Once you’ve figured that out, creating and sharing content that can connect with your audience becomes a lot easier.
What do they value?
Not every audience is looking for the same kind of information. Make sure that everything you share has some kind of connection back to who you are and who your audience is.
Think about why they followed you in the first place. What would people expect the content to look like coming from your brand? Make sure your content doesn’t go too far off from that.
Things that people value tend to fall into three main categories:
- You’re teaching them something,
- You’re entertaining them, or
- You’re giving them tools and knowledge.
What don’t they want?
Nobody likes to follow a brand that is only trying to sell to them. That’s valuable to the brand, not to the audience. Make sure that you’re giving your audience something they want or can use so that when you do post some sales posts - and you definitely should - they think so highly of you they’re far more inclined to make the buy.

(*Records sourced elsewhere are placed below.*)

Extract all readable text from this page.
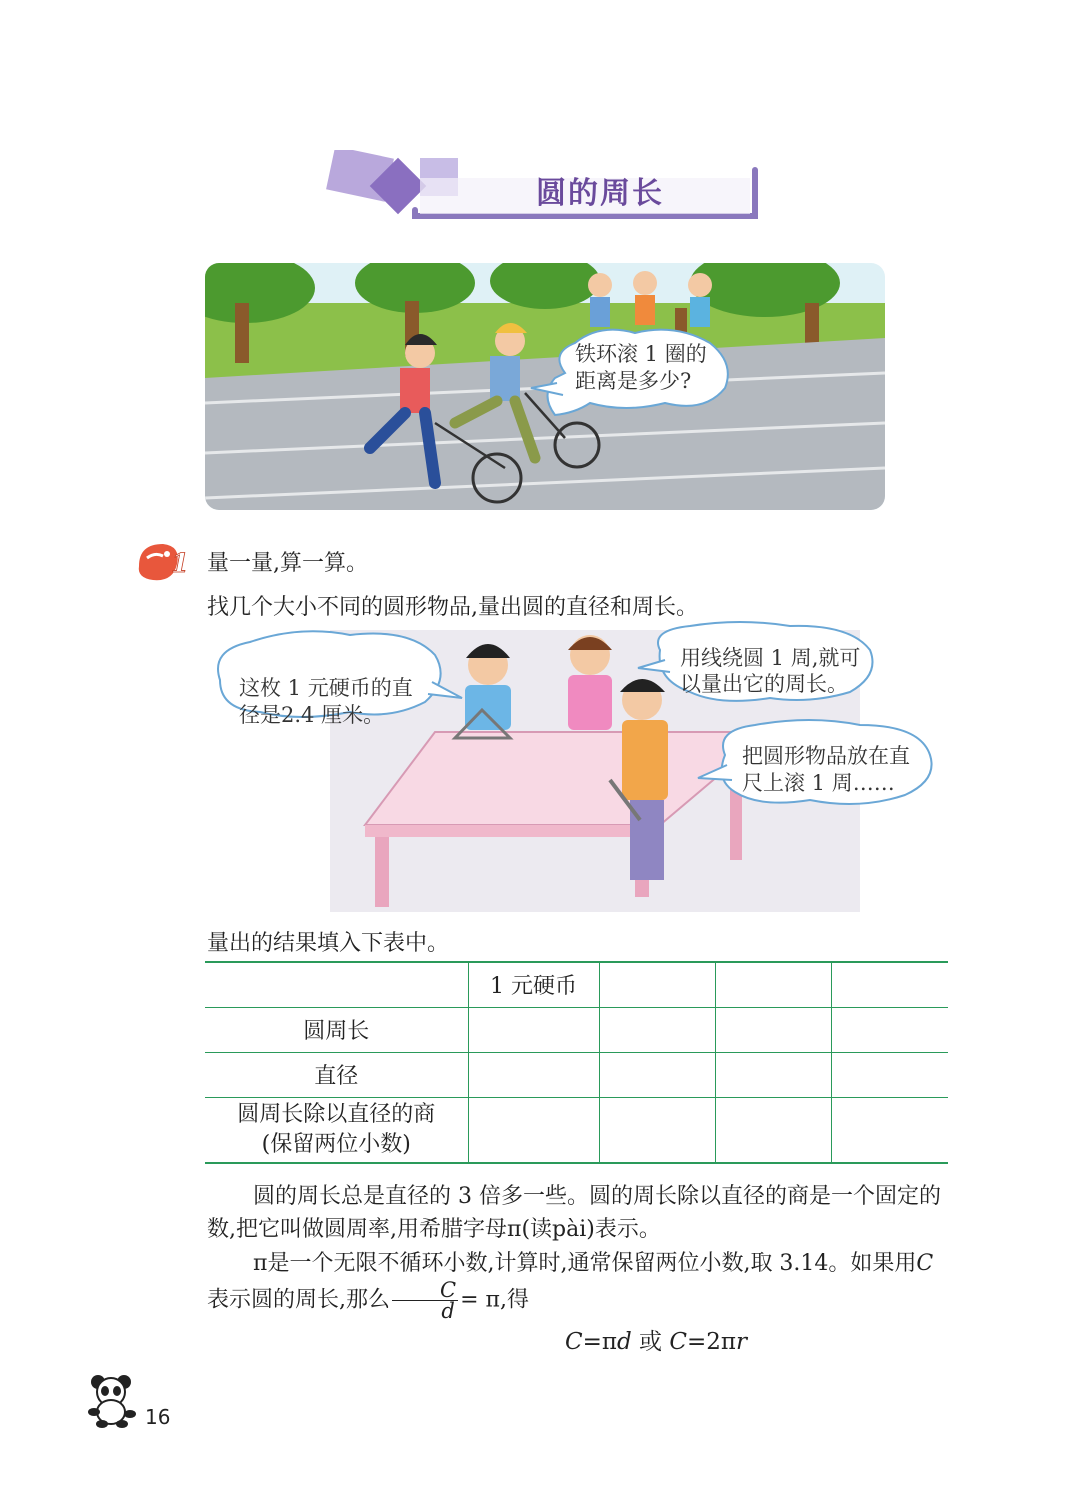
圆的周长
铁环滚 1 圈的
距离是多少?
1 量一量,算一算。
找几个大小不同的圆形物品,量出圆的直径和周长。
这枚 1 元硬币的直
径是2.4 厘米。
用线绕圆 1 周,就可
以量出它的周长。
把圆形物品放在直
尺上滚 1 周……
量出的结果填入下表中。
	1 元硬币			
圆周长				
直径				

圆周长除以直径的商
(保留两位小数)				

圆的周长总是直径的 3 倍多一些。圆的周长除以直径的商是一个固定的数,把它叫做圆周率,用希腊字母π(读pài)表示。
π是一个无限不循环小数,计算时,通常保留两位小数,取 3.14。如果用C表示圆的周长,那么 $\frac{C}{d} = \pi$,得
C=πd 或 C=2πr
16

People don’t want information that has nothing to do with them or that they can’t relate to.
Let’s look at some examples
- If your main audience is young women about to get married, interesting articles about retirement don’t make sense.
- If your main audience is men who want to home-brew their own beer, then funny cartoons about being a new mom don’t make sense.
- If you promised tips and tricks to help them do something better, just sharing things you’re selling isn’t going to convince them of anything other than that you’re pushy and too sales-y.
- If you sell hammers, make sure that you talk about the hammers, and the things you can do with the hammers.
Spend some time thinking about your content and what you’re giving to your audience that they would value. Then share some examples (good and bad) of what you’ve seen or done that relates to giving an audience value.